Struct secret_tree::SecretTree

pub struct SecretTree { /* fields omitted */ }

Seeded structure that can be used to produce secrets and child SecretTrees.

Usage

During the program lifecycle, a root SecretTree should be restored from a secure persistent form (e.g., a passphrase-encrypted file) and then used to derive child trees and secrets. On the first use, the root should be initialized from a CSPRNG, such as rand::thread_rng(). The tree is not needed during the program execution and can be safely dropped after deriving necessary secrets (which zeroes out the tree seed).

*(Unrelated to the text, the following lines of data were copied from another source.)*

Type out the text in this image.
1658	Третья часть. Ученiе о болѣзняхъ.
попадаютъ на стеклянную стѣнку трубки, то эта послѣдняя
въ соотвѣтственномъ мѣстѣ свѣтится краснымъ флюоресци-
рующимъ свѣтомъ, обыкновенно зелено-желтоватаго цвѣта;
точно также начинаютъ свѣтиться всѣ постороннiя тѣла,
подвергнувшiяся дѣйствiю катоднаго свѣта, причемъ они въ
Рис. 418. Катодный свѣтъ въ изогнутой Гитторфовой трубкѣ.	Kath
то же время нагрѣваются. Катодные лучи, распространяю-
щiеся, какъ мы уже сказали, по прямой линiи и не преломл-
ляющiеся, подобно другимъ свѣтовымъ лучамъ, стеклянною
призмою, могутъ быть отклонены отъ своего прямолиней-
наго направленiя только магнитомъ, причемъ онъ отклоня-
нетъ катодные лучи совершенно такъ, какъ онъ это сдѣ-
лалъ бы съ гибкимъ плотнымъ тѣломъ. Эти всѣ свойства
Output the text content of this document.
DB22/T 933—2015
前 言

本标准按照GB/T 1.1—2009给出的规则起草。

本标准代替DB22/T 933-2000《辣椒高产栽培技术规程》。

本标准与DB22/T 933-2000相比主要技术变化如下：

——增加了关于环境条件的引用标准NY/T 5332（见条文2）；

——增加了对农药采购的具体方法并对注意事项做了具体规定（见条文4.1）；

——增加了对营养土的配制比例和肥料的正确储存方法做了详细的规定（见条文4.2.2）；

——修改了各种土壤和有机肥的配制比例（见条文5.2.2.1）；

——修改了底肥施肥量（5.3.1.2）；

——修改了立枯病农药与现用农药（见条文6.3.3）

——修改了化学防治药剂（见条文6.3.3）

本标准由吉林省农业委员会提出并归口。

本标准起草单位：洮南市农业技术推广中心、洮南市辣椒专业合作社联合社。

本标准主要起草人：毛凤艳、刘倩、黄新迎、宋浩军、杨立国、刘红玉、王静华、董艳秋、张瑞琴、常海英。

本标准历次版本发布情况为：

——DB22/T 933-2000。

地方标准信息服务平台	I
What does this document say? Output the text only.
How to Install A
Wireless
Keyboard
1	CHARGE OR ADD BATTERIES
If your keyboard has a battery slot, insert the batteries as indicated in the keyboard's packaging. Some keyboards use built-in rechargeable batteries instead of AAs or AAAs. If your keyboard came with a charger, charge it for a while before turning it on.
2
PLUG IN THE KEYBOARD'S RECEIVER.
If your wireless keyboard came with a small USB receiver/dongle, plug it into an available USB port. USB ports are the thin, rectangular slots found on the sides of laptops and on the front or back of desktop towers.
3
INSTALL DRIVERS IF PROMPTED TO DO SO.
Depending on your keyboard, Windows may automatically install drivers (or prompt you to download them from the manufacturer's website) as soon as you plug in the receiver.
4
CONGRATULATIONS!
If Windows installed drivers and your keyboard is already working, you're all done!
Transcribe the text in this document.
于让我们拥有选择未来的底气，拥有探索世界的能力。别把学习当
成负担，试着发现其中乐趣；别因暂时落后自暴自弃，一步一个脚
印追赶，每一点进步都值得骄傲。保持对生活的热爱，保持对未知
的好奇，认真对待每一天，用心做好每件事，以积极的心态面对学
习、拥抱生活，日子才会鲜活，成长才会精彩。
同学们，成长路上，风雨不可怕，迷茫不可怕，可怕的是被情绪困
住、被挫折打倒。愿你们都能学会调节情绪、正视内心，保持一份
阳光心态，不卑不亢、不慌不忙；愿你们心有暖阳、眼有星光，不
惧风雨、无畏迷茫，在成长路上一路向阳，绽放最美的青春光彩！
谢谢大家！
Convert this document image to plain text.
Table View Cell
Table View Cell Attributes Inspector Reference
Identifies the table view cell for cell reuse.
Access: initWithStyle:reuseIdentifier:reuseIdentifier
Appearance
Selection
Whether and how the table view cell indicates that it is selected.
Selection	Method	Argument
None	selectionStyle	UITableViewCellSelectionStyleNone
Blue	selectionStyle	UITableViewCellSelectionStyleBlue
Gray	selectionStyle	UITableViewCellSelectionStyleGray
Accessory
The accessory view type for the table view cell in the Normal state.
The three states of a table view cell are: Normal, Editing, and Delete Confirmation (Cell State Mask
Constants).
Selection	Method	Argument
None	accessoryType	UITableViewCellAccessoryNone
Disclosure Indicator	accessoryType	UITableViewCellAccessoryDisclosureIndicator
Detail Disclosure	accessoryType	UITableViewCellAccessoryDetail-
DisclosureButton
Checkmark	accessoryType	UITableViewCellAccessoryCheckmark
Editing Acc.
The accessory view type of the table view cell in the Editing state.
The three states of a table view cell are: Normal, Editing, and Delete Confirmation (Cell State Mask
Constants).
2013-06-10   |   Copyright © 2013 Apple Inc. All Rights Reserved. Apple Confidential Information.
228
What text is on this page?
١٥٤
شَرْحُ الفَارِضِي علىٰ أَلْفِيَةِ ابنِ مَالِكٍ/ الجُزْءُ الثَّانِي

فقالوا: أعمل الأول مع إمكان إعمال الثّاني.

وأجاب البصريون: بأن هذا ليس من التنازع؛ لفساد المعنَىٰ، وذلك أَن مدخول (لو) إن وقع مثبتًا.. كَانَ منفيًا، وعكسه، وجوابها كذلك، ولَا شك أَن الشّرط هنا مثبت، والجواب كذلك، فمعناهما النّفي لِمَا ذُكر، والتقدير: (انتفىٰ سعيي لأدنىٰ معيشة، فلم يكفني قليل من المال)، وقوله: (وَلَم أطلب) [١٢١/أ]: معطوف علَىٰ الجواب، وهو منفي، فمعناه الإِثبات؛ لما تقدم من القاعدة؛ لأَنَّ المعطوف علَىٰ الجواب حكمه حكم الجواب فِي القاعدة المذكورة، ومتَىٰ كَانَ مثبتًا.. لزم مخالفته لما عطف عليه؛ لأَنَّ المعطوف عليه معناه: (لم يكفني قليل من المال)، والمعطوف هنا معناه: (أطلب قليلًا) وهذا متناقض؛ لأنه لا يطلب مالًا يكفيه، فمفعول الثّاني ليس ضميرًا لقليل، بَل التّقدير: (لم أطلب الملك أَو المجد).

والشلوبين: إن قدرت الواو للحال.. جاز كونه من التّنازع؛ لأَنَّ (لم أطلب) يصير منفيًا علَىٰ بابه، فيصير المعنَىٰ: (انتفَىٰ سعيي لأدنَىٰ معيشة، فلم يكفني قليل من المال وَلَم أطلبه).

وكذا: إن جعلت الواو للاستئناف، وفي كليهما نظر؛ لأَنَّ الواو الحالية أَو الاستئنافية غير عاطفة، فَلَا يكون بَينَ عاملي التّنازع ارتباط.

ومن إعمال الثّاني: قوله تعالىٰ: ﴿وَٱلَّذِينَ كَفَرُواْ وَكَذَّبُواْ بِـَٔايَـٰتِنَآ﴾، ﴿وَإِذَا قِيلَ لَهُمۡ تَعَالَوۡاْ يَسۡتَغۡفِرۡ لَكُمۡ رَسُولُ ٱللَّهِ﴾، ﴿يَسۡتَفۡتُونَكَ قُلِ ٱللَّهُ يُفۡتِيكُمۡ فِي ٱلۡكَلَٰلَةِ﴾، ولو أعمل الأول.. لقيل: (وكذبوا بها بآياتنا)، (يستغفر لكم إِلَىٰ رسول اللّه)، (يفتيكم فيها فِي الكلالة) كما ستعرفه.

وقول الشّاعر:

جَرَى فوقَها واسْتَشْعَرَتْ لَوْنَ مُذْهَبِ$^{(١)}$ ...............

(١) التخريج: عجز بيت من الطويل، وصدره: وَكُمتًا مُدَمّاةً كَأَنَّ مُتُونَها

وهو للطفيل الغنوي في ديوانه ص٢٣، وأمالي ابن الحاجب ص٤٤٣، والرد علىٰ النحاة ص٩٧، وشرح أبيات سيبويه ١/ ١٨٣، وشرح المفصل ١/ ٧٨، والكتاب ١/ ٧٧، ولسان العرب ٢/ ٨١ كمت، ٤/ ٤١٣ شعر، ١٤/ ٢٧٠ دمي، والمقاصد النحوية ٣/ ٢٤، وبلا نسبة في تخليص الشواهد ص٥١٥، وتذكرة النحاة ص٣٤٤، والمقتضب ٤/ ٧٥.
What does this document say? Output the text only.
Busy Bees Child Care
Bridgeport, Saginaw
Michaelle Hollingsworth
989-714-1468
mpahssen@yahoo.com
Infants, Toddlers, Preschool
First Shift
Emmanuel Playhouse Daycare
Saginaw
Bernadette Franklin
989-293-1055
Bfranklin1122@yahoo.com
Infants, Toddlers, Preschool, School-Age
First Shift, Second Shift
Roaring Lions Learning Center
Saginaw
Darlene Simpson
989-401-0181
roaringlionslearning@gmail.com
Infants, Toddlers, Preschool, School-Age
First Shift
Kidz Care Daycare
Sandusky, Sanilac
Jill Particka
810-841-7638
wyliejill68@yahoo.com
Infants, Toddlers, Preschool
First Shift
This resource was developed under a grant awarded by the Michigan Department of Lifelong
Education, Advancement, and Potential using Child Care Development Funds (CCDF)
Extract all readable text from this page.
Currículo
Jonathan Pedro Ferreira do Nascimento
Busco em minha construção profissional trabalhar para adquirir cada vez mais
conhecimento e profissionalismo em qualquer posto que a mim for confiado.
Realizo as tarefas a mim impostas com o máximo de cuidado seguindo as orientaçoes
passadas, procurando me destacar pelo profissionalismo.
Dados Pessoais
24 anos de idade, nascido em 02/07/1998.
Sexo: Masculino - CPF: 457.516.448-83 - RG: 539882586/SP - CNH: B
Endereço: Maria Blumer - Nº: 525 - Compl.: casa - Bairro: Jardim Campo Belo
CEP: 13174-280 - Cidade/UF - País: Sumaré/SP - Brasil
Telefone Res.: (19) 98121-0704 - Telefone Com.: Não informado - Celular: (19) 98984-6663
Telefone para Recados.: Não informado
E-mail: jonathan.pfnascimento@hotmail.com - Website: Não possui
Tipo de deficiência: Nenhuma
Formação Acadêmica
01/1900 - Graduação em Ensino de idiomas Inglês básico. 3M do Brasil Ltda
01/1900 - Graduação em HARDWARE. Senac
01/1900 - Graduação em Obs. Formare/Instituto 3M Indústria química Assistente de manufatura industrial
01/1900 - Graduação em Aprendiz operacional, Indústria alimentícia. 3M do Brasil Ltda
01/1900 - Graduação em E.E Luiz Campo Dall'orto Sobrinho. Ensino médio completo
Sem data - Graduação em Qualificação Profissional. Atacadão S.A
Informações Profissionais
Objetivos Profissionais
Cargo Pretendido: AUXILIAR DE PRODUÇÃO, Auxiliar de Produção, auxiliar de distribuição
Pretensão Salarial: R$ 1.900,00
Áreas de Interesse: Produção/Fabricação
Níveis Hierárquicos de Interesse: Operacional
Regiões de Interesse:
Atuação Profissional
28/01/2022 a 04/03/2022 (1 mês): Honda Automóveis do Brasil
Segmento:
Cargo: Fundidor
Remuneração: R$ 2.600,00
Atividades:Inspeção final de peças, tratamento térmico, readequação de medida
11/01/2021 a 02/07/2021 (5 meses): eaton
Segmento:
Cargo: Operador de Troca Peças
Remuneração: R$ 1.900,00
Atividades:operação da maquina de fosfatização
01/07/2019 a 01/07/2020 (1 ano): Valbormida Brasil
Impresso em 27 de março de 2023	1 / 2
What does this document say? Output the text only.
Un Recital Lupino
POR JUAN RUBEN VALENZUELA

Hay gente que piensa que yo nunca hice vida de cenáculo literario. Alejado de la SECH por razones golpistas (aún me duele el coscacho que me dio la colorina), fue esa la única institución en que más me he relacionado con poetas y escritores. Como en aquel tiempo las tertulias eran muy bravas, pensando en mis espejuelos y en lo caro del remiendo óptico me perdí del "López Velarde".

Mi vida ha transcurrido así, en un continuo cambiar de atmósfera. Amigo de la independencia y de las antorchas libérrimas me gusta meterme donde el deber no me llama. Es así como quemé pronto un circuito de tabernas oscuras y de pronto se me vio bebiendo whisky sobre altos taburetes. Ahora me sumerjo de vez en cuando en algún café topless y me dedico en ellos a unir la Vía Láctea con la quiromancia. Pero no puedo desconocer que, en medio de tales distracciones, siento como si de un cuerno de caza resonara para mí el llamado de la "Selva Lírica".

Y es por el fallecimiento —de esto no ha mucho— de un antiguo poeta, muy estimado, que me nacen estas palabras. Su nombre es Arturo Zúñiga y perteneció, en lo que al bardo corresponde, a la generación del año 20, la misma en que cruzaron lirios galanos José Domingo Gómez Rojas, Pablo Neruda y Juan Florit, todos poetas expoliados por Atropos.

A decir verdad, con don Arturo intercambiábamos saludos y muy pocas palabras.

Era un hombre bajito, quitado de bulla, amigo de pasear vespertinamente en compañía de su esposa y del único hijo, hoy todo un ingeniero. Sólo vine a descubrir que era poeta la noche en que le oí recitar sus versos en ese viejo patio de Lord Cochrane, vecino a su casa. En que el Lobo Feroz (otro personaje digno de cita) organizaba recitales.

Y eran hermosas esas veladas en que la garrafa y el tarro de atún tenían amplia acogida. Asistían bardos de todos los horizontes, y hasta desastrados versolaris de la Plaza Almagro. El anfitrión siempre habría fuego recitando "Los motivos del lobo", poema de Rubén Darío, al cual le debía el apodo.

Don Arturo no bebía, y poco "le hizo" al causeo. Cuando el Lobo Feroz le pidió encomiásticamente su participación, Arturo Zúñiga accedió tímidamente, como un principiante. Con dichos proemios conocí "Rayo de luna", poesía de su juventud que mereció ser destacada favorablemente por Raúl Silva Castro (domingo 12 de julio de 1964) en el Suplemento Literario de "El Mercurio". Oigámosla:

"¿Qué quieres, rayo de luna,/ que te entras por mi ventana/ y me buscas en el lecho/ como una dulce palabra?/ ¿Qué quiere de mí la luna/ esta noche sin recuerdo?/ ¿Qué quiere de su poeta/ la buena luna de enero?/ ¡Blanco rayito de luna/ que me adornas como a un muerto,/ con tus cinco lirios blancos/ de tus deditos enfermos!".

It is possible to modify the derivation hierarchy over the course of program evolution by adding new secrets or abandoning the existing ones. However, the purpose of any given tree path should be fixed; that is, if some version of a program used path foo/bar to derive an Ed25519 keypair, a newer version shouldn’t use foo/bar to derive an AES-128 key. Violating this rule may lead to leaking the secret.

Examples

use secret_tree::{SecretTree, Name};
use rand::{Rng, thread_rng};

let tree = SecretTree::new(&mut thread_rng());
let mut first_secret = [0_u8; 32];
tree.child(Name::new("first")).fill(&mut first_secret);

// We can derive hierarchical secrets. The secrets below
// follow logical paths `sequence/0`, `sequence/1`, .., `sequence/4`
// relative to the `tree`.
let child_store = tree.child(Name::new("sequence"));
let more_secrets: Vec<[u64; 4]> = (0..5)
    .map(|i| child_store.index(i).rng().gen())
    .collect();

// The tree is compactly stored as a single 32-byte seed.
let seed = *tree.seed();
drop(tree);

// If we restore the tree from the seed, we can restore all derived secrets.
let tree = SecretTree::from_seed(&seed).unwrap();
let mut restored_secret = [0_u8; 32];
tree.child(Name::new("first")).fill(&mut restored_secret);
assert_eq!(first_secret, restored_secret);

Methods

impl SecretTree

pub fn new<R: RngCore + CryptoRng>(rng: &mut R) -> Self

Generates a tree by sampling its seed from the supplied RNG.

pub fn from_seed(bytes: &[u8]) -> Option<Self>

Restores a tree from the seed.

pub fn seed(&self) -> &[u8; 32]

Returns the tree seed.

pub fn rng(self) -> ChaChaRng

Converts this tree into a cryptographically secure pseudo-random number generator (CSPRNG). This RNG can then be used to reproducibly create secrets (e.g., secret keys).

Security

fill() should be preferred if the secret allows it. While using a CSPRNG to generate secrets is theoretically sound, it introduces a new entity that may leak information. fill() is especially useful if the filled buffer implements zeroing on drop; the state of a CSPRNG generator returned by rng() is not zeroed on drop and thus creates a potential attack vector. (However theoretical it may be; ChaChaRng has a notably small state size - ~160 bytes, so it may be better localized and have lower risk to be accessed by the adversary than other CSPRNG implementations.)

pub fn fill<T: AsByteSliceMut + ?Sized>(self, dest: &mut T)

Fills the specified buffer with a key derived from the seed of this tree.

The buffer must be equivalent to 16..=64 bytes; the method panics otherwise. Use rng() if the buffer size may be outside these bounds, or if the secret must be derived in a more complex way.

pub fn child(&self, name: Name) -> Self

Produces a child with the specified string identifier.

pub fn index(&self, index: u64) -> Self

Produces a child with the specified integer index.

Trait Implementations

impl Drop for SecretTree

fn drop(&mut self)

Executes the destructor for this type.

impl Debug for SecretTree

fn fmt(&self, f: &mut Formatter) -> Result

Formats the value using the given formatter.